Thailand Chaos: Dihantui Resesi, Daya Beli Runtuh

Elvan Widyatama, CNBC Indonesia
30 June 2025 16:05
Unjuk rasa antipemerintah terhadap PM Thailand Shinawatra di Bangkok, Thailand, Sabtu (29/6/2025). (REUTERS/Athit Perawongmetha)
Foto: REUTERS/Athit Perawongmetha

Jakarta, CNBC Indonesia - Thailand sedang menghadapi guncangan politik dalam negeri. Ratusan warga Thailand menggelar demonstrasi di pusat kota Bangkok pada Sabtu (28/6/2025), pengunjukrasa menuntun PM Paetongtarn untuk mundur dari jabatannya akibat dari sengketa perbatasan dengan Kamboja.

Di tengah ketidakpastian politik dan sosial yang meningkat, ekonomi Thailand masih menunjukkan performa yang beragam. Beberapa indikator utama seperti  pertumbuhan Pendapatan Domestik Bruto (PDB) tetap positif, namun tekanan terhadap konsumsi, investasi, dan pasar keuangan menjadi sinyal bahwa tantangan struktural belum mereda.

Ekonomi Thailand yang dilihat berdasarkan Produk Domestik Bruto (PDB)nya di kuartal I-2025, yang hanya tumbuh 3,1% (year on year/yoy) atau lebih rendah jika dibandingkan dengan pertumbuhan di kuartal IV-2024 yang tumbuh 3,3%.

Indeks Harga Konsumen (IHK) Thailand turun atau mengalami deflasi dalam 0,57% (yoy) pada Mei 2025. Deflasi ini adalah yang terjadi dalam dua bulan beruntun.

Deflasi ini memunculkan banyak pertanyaan, apakah lemahnya inflasi ini hanya sementara atau justru menjadi tren permanen yang bisa menyeret Thailand ke lingkungan deflasi?

Pipat Leungnaruemitchai, Kepala Ekonom Kiatnakin Phatra Financial Group, menjelaskan bahwa tren inflasi negatif di Thailand bukan sekadar akibat penurunan harga komoditas, melainkan cerminan dari lemahnya tekanan inflasi dalam jangka panjang.

Ia menegaskan bahwa inflasi rendah bukanlah hal baru bagi Thailand.
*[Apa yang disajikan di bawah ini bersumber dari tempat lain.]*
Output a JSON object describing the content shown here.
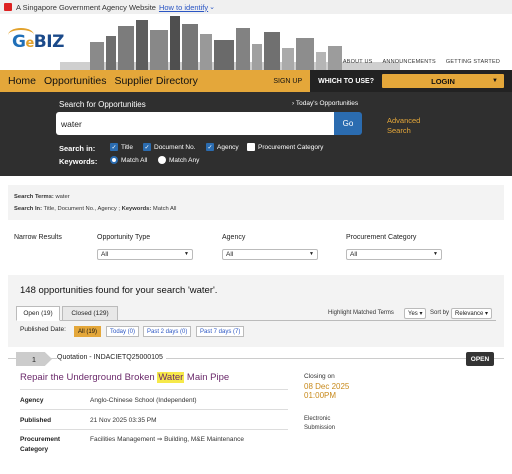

Dalam dekade terakhir, inflasi inti terus berada di bawah target bank sentral, mencerminkan permasalahan struktural yang lebih dalam dalam perekonomian.

"Kita tidak punya inflasi yang berasal dari sisi permintaan. Tidak ada tekanan harga, karena pelaku usaha tidak mampu membebankan biaya tambahan ke konsumen. Singkatnya, tidak ada yang berani menaikkan harga karena daya beli masyarakat terlalu lemah," ujar Pipat, dikutip dari The Nation Thailand.

Dari sisi tingkat pengangguran di Thailand, terjadi peningkatan menjadi 0,89% pada kuartal pertama 2025 dari 0,88% pada kuartal keempat 2024. Rata-rata tingkat pengangguran di Thailand tercatat sebesar 2,13% sejak tahun 1977 hingga 2025, dengan level tertinggi sepanjang masa sebesar 7,75% pada kuartal pertama 1986 dan rekor terendah sebesar 0,47% pada kuartal keempat 2012.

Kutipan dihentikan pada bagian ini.